Every time there's a release, kind of the market shifts under the relevant players.
We've seen OpenAI go consumer direct with ChatGPT personal finance.
It's a classic B2C disintermediation play.
It plays to their strengths.
On the other side, on Tropic, as usual, going a lot more B2B, so embedding inside FIS.
As you all know, FIS powers double digits of the global economy, and bank spend Billions of dollars a year, about $30 to $40 billion a year on AML compliance.
If you can throw these AI agents into those flows, that's a major win for the banks.
What's important to say is that, of course, neither OpenAI nor Entropic are trying to become a bank, but they're actually starting to absorb the codified middle, really what sits in between that transaction hitting a ledger or a blockchain in the near future and everything else.

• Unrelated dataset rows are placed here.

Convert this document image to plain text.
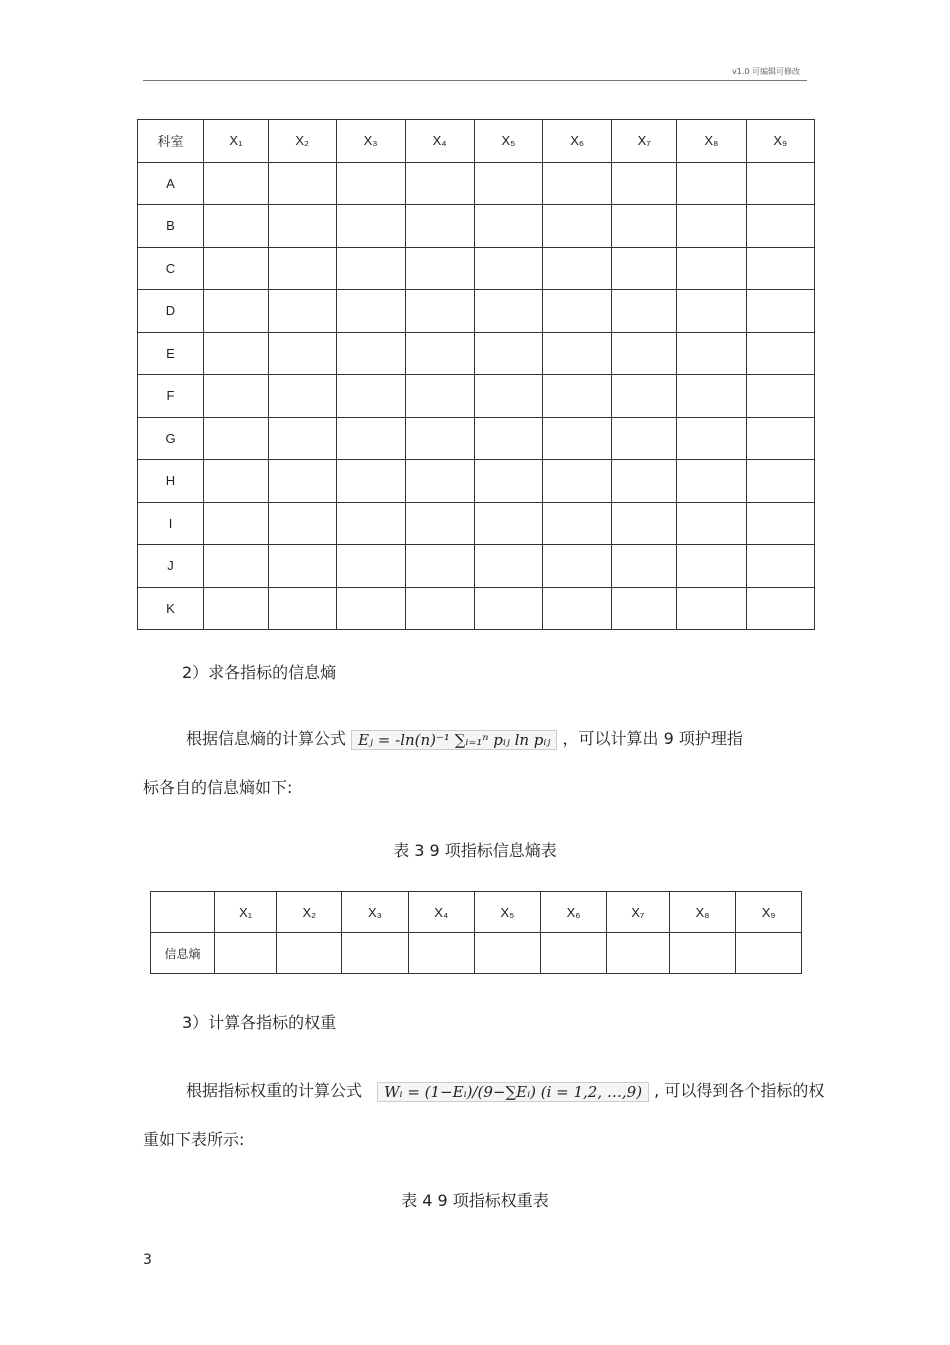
v1.0 可编辑可修改
科室	X₁	X₂	X₃	X₄	X₅	X₆	X₇	X₈	X₉
A									
B									
C									
D									
E									
F									
G									
H									
I									
J									
K									
2）求各指标的信息熵
根据信息熵的计算公式 Eⱼ = -ln(n)⁻¹ ∑ᵢ₌₁ⁿ pᵢⱼ ln pᵢⱼ ，可以计算出 9 项护理指
标各自的信息熵如下:
表 3 9 项指标信息熵表
	X₁	X₂	X₃	X₄	X₅	X₆	X₇	X₈	X₉
信息熵									
3）计算各指标的权重
根据指标权重的计算公式 Wᵢ = (1−Eᵢ)/(9−∑Eᵢ) (i = 1,2, …,9) , 可以得到各个指标的权
重如下表所示:
表 4 9 项指标权重表
3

Those workflows are extremely profitable and so would not discount the impact of the labs on everything in fintech and traditional finance.
So it's kind of hard to declare winners at this stage, but I would watch the foundational labs because again, in a single move, they can take entire slices of the value chain for themselves.
Well, Christian, we will have to leave it there for today, but great talking to you.
Thank you so much for joining us and thank you so much for sharing all of your insights as well as your perspective.